公募研究
海外研究集会等発表支援 報告
齋藤 勇士(新領域創成研究部 助教)
74th International Astronautical Congress (IAC)
開催地/Baku, Azerbaijan
期間/2023.9.29-10.8
私は、令和5年度海外研究集会等発表支援プログラムに採択して頂き、20203年9月29日から10月8日にアゼルバイジャン・バクーで開催された74th International Astronautical Congress (IAC) に参加し、自身の研究開発成果について口頭発表を行いました。

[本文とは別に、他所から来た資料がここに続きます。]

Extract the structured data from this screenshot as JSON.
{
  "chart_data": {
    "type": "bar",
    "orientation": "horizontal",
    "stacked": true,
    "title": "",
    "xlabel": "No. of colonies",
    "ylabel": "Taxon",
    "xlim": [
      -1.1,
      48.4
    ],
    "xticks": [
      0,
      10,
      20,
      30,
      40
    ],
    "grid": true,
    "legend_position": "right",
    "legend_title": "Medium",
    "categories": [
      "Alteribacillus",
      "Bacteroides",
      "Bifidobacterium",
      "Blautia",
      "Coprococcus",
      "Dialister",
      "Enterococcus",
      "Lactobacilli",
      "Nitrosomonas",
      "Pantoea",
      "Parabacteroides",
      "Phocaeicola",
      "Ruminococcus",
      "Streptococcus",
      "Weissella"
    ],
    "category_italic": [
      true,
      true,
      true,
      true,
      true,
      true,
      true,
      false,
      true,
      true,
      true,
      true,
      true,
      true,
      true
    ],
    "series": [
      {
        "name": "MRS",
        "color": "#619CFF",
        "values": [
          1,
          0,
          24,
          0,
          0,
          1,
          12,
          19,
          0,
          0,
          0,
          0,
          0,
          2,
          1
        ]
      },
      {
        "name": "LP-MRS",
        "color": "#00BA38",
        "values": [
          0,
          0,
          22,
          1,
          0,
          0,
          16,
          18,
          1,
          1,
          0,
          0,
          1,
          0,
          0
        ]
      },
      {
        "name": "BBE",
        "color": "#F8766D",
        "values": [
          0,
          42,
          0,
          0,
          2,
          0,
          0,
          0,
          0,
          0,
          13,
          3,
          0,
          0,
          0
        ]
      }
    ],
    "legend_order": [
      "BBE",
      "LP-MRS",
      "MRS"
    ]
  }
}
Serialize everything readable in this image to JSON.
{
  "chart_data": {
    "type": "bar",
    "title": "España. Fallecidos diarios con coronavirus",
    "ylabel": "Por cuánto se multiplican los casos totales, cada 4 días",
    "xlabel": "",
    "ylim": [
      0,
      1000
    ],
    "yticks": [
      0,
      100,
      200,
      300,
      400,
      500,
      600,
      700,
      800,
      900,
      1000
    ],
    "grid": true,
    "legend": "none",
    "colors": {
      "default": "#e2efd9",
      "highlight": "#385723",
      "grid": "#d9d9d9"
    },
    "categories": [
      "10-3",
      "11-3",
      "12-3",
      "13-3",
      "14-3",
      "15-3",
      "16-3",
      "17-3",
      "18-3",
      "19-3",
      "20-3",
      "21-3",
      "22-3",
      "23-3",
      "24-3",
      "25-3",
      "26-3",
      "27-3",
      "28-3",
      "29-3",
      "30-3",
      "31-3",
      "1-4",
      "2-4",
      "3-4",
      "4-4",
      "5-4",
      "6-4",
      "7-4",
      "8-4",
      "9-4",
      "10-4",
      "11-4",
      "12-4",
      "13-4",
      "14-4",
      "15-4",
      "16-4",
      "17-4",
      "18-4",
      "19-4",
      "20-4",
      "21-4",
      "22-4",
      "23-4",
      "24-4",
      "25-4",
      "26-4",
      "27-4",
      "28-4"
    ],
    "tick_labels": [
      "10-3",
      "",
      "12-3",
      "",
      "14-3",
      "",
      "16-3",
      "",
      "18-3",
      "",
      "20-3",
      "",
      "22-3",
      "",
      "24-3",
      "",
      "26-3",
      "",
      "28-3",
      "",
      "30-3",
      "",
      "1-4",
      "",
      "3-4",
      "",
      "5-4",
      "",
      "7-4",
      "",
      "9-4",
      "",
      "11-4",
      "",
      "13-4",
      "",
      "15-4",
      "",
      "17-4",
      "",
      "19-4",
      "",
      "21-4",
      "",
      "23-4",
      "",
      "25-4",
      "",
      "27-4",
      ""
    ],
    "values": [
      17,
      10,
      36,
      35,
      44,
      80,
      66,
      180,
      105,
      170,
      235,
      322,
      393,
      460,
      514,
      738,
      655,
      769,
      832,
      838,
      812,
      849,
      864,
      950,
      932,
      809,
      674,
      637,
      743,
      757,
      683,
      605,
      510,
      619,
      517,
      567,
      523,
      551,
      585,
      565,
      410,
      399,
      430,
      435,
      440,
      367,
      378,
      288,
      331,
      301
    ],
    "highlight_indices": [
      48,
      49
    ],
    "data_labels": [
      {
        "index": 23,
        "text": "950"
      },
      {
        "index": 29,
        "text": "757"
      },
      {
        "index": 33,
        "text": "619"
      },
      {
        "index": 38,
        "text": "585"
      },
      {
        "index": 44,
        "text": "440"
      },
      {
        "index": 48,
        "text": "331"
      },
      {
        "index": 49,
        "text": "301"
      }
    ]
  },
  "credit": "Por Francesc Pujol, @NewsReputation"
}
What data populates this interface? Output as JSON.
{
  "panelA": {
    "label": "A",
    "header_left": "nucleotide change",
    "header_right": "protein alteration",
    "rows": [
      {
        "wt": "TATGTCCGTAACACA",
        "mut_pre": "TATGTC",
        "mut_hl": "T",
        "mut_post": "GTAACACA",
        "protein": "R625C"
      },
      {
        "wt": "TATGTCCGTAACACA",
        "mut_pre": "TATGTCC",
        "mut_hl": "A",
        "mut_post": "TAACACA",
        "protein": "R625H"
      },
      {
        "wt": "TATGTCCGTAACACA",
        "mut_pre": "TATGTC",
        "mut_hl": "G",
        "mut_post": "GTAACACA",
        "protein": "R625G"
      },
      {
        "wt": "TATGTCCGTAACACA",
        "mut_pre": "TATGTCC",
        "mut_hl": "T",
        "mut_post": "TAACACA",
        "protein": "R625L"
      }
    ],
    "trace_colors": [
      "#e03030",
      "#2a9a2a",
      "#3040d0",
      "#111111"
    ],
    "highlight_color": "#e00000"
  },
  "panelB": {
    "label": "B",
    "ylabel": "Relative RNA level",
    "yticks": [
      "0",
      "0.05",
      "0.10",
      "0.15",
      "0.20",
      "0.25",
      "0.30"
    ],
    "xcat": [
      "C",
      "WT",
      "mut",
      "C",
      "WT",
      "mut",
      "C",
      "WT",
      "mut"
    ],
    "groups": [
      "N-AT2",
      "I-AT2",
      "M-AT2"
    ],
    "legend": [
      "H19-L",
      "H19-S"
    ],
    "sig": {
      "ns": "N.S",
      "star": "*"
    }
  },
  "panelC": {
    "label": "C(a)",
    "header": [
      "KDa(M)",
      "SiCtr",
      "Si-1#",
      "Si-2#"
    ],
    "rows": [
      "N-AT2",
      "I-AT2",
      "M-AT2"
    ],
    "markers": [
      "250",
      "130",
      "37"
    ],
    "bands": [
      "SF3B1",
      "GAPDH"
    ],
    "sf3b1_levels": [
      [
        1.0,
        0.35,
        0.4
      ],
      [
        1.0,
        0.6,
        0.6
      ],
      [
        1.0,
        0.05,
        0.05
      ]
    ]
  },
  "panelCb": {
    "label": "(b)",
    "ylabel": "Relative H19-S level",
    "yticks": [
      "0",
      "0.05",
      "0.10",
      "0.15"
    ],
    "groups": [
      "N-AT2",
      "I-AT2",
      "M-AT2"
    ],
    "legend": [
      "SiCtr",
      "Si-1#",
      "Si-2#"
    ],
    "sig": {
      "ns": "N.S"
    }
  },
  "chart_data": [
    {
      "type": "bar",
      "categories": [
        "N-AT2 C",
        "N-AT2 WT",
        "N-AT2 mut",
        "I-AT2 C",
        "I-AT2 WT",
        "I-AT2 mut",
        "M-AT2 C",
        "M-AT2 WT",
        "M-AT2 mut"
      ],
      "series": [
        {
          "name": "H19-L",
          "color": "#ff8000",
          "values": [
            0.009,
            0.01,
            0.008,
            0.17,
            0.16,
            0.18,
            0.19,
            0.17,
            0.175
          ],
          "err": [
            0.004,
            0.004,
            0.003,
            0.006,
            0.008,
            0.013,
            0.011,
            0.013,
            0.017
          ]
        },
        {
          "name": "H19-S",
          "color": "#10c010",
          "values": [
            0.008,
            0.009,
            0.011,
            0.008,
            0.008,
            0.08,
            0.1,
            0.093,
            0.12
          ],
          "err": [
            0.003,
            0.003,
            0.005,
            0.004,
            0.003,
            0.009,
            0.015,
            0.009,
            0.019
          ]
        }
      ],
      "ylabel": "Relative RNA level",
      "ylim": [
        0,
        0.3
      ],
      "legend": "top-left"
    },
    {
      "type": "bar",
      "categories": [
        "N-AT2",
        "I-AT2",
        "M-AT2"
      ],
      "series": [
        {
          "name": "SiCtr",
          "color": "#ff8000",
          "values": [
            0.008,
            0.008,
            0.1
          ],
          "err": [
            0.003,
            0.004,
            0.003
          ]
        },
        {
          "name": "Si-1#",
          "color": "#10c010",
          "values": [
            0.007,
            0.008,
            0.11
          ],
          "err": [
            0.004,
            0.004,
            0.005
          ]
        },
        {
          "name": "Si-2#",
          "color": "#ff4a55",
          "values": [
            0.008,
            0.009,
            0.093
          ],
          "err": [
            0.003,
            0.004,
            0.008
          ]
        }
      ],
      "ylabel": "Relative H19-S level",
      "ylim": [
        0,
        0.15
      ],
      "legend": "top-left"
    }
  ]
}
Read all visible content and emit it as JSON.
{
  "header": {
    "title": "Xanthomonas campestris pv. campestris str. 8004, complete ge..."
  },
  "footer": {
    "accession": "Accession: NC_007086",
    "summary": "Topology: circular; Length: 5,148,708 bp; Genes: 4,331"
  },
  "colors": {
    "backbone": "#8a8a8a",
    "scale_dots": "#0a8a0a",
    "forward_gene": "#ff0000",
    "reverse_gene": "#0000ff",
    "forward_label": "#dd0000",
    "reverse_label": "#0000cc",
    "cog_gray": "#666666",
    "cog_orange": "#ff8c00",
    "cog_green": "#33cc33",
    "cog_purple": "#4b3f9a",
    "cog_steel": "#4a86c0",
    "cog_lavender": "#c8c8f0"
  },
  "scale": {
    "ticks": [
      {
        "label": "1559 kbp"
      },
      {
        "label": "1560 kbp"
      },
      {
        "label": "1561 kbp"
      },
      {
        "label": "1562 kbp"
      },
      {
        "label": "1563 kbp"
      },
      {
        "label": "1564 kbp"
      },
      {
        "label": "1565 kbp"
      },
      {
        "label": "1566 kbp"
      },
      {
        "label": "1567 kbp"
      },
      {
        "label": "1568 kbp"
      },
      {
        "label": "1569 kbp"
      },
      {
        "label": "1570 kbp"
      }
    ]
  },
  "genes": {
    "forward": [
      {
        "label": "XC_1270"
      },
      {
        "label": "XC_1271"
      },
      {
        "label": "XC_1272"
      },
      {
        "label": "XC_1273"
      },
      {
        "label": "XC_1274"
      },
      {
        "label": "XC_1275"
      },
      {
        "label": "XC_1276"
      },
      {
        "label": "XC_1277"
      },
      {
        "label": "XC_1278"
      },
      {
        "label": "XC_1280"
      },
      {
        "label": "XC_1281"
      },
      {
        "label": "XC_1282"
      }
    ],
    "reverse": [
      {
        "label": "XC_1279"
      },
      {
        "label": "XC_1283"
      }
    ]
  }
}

本講演では、安全性の高いハイブリッドスタスタ着火装置を開発することを目的に、試作開発した着火システムの燃焼特性および信頼性の高い着火シーケンスについて報告いたしました。真空下である宇宙空間でスラスタ(軌道変換装置)を確実に着火するために、従来、火薬や可燃性液体などの危険性の高い着火システムが用いられてきましたが、スラスタ自身の安全性を高めても着火システムの危険性によって煩雑な安全管理が求められ、その分コストが増大しておりました。そこで、本研究では産学官共同研究によって、非爆発性/低毒燃料の触媒反応を用いた着火システムを開発し、地上および真空下での複数回の燃焼試験より、安定的な燃焼特性および信頼性の高い着火シーケンスを取得することに成功いたしました。講演ではミッション概要に加えて、着火シーケンスおよびメカニズムについて説明を行い、聴衆からも多くの興味を頂きました。特に、ハイブリッドロケット燃焼で著名なProf. Karabeyoglueからは燃焼機構に関して議論を行うことができました。また、学会期間中には2023年4月に拝命いただいたInternational Astronautical Federation (IAF)/Space Propulsion Committee(https://www.iafastro.org/about/iaf-committees/technical-committees/space-propulsion-committee.html)の活動があり、NASAやESAなどで活躍する研究者と共に将来の宇宙開発に向けた熱い議論を行うことができました。総じて、大変有意義な学会参加となり、このような貴重な機会を与えてくれた本支援プログラムに感謝いたします。また、学会参加前にはアゼルバイジャンとアルメニアの係争地での軍事衝突があり、学会終了後にはイスラエルとハマスとの軍事衝突があり、中東地域が不安定な時期での学会参加となりました。
本支援だけでなく、学会参加に向けてご支援いただきました学際科学フロンティア研究所およびメンター部局・流体科学研究所の事務の皆様に感謝いたします。